A Lei Maria da Penha e os casos de feminicídio

18/09/2021

A Lei Maria da Penha (Lei nº 11.340/06), é considerada responsável por ter trazido maior enfoque à assistência à vítima de violência doméstica direcionada ao gênero feminino, principalmente no que se refere a maior conscientização sobre a discriminação da mulher frente ao acesso a sua proteção sob o enfoque jurídico.

Segundo o que prevê a Lei Maria da Penha, considera-se violência contra mulher qualquer forma de agressão física, sexual, psicológica ou moral, praticadas em ambiente doméstico, familiar, ou em qualquer outro lugar, desde que baseada no gênero. A lei foi fruto da organização do movimento feminista no Brasil que desde os anos 1970 denunciava as violências cometidas contra as mulheres (violência contra prisioneiras políticas, violência contra mulheres negras, violência doméstica, etc.)

Estão previstos cinco tipos de violência doméstica e familiar contra a mulher na Lei Maria da Penha: física, psicológica, moral, sexual e patrimonial − Capítulo II, art. 7º, incisos I, II, III, IV e V.

A violência contra a mulher cresceu muito nos últimos anos, a tradição de uma sociedade patriarcal, na qual o homem sempre deve ser o sujeito dominante frente a mulher, veio a longo dos anos fragilizando ainda mais o gênero feminino. Ainda que em 1988 tenha sido criada a lei da igualdade de gênero no Brasil a fim de construir desde então uma sociedade cada vez mais igualitária e justa para todos, a mulher não deixou de sofrer abusos, físicos ou psicológicos. 

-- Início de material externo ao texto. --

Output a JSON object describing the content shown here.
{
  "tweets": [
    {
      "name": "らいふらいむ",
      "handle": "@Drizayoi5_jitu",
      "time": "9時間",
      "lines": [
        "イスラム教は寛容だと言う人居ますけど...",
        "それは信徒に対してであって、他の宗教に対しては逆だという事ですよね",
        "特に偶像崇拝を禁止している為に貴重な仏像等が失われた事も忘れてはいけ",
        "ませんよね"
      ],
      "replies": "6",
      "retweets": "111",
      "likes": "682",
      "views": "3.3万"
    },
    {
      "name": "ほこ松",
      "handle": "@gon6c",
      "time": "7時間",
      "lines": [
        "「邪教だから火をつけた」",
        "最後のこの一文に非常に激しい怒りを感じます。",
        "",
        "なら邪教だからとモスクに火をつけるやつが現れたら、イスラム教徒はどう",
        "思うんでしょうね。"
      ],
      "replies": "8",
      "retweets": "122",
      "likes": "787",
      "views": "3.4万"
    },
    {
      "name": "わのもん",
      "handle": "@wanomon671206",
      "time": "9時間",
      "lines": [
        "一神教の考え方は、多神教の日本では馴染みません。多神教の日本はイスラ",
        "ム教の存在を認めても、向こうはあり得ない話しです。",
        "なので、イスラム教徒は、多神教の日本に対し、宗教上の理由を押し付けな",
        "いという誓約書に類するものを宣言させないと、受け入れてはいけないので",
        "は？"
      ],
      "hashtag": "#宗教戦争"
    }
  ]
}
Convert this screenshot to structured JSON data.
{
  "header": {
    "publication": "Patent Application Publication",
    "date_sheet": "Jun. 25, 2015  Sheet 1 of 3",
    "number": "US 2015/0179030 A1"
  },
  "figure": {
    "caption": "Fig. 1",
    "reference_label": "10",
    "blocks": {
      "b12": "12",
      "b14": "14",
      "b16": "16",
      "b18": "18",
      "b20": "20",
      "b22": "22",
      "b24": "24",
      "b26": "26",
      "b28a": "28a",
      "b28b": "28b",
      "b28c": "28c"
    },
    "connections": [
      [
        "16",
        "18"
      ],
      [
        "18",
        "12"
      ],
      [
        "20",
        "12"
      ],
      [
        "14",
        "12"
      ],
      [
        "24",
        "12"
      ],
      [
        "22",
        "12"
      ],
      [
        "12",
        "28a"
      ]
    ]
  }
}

Em 7 de agosto de 2006, o presidente Luiz Inácio Lula da Silva sancionou a lei Maria da Penha, está lei cria mecanismos que visam a proteção da mulher. No que se refere à introdução da Lei Maria da Penha, podemos ver que a seguir:

[...] Cria mecanismos para coibir a violência doméstica e familiar contra a mulher, nos termos do § 8º do art. 226 da Constituição Federal, da Convenção sobre a Eliminação de Todas as Formas de Discriminação contra as Mulheres e da Convenção Interamericana para Prevenir, Punir e Erradicar a Violência contra a Mulher; dispõe sobre a criação dos Juizados de Violência Doméstica e Familiar contra a Mulher; altera o Código de Processo Penal, o Código Penal e a Lei de Execução Penal; e dá outras providências. (BRASIL, 2006).

Como diz Batista, Oliveira Júnior & Oliveira Musse (2019, p. 63), a violência ocorre a partir do momento que o indivíduo promove uma larga ação envolvendo força física ou abuso de poder sobre um indivíduo ou comunidade, ocasionando danos físicos ou mentais, quando está violência tem como resultado a morte podemos caracterizar como homicídio. Os autores estimam que no ano de 2012, houve um total de 475 mil vítimas de homicídio em todo o mundo, ou seja, 6,7 mil mortes para cada 100 mil habitantes. Em 2015, a cada 9 minutos uma pessoa morria vítima de violência, sendo elas de natureza dolosa, latrocínio e agressões que resultaram em morte, os pesquisadores calculam um total de 58.487 mortes somente neste ano.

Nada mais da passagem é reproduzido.